Should the Mexican hoi polloi come to the realization that more of the same is totally unacceptable, the results will be massive, shocking, and lethal in the extreme.  If Mexico fails as a state, the consequent internal war(s) will equal or surpass those of the long, long warfare of the early Twentieth Century.  As was the case a century and less ago, the violence will cross the border to the detriment of places like El Paso or Tucson, which were small, quite off the beaten path places back then but are major cities today.
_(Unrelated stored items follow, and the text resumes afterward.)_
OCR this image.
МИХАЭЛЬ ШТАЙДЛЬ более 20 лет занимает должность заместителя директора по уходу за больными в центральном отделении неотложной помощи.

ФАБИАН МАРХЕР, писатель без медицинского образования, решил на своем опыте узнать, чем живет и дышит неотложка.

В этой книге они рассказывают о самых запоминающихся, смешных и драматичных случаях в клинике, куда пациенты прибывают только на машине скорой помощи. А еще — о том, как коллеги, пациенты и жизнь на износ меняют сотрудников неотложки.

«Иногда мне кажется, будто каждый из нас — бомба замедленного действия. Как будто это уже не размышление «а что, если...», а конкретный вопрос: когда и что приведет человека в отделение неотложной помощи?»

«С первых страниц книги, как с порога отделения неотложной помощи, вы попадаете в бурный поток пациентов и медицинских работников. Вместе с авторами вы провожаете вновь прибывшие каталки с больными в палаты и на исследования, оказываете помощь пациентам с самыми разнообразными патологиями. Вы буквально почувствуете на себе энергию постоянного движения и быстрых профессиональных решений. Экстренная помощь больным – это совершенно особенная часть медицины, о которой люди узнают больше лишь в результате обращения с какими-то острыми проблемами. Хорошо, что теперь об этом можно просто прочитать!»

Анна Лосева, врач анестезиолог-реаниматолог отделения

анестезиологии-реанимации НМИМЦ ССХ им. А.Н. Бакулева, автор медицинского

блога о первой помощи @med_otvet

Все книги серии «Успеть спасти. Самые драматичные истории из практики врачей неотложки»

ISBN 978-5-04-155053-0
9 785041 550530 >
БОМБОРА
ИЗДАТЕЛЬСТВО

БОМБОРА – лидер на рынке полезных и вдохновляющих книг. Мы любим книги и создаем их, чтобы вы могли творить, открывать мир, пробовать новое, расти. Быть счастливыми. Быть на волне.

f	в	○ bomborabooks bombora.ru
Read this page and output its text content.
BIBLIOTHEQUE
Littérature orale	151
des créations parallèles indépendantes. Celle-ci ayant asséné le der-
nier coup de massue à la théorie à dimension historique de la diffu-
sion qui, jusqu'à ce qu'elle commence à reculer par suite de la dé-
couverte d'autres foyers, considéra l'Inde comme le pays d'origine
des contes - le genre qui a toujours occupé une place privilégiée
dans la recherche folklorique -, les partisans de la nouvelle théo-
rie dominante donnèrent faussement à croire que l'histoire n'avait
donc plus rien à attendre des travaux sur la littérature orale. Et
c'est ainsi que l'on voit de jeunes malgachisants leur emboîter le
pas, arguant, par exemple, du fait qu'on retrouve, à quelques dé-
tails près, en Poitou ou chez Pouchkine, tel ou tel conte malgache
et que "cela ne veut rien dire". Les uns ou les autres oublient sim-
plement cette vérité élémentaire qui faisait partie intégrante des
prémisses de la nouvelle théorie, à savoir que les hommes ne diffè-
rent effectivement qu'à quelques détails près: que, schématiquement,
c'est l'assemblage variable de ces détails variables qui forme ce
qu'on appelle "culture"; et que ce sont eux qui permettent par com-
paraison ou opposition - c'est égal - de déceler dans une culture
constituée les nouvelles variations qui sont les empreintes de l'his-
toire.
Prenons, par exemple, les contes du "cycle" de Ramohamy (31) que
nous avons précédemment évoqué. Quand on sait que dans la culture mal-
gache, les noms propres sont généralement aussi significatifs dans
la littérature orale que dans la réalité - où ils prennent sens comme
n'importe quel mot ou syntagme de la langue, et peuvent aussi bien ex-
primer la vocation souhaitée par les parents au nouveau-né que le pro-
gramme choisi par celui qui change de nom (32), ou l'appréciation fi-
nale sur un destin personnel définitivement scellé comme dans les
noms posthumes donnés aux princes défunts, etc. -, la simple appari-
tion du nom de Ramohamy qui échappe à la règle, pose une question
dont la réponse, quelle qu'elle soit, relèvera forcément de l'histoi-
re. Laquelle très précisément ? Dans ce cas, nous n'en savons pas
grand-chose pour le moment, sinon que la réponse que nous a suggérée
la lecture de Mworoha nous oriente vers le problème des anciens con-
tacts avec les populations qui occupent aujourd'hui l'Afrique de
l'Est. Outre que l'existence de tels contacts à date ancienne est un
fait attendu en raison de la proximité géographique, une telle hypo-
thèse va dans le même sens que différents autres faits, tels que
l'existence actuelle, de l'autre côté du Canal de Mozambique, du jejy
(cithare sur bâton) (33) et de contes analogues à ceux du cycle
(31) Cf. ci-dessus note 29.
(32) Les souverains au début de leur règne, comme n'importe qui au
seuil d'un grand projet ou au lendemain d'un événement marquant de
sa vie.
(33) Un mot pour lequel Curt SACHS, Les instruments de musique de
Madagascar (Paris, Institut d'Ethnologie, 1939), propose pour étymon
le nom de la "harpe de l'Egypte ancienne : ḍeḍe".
This potential implies strongly that US policies regarding immigration and illegal drugs must be considered in the context of will they help or hinder the reestablishment of stability in Mexico.  As the coming of collapse cannot be predicted with precision, it would be prudent for the US decision makers and We the People to consider the package of policies directly impacting on Mexico with the greatest of expedition.  Time is not on the side of stability.

It is spectacularly unfortunate that both subjects--illegal drugs and immigration change--are almost as emotionally stimulating as, say, abortion and homosexual marriage,  Strong emotions do not make for careful calculations of how best to serve the collective national interest.  However, both national interest and the American responsibility for the current state of near failure in Mexico demand that emotions be shunted aside and a serious debate on how best to assist in rectifying the sorry state of affairs south of the border be undertaken with dispatch.

Unless the US government and We the People can get serious about solving our share of the current predominantly Mexican problem, not only will it be conceivable that all the Mexicans currently in the US illegally will be able to apply for political refugee status, but that there will be a lot more coming, waves of people fleeing the violence of collapse.

The Mexican Question is one which is truly bi-partisan.  So, get on with it you denizens inside the beltway.  It is a tough job at the least, but you were elected to take on the big ones.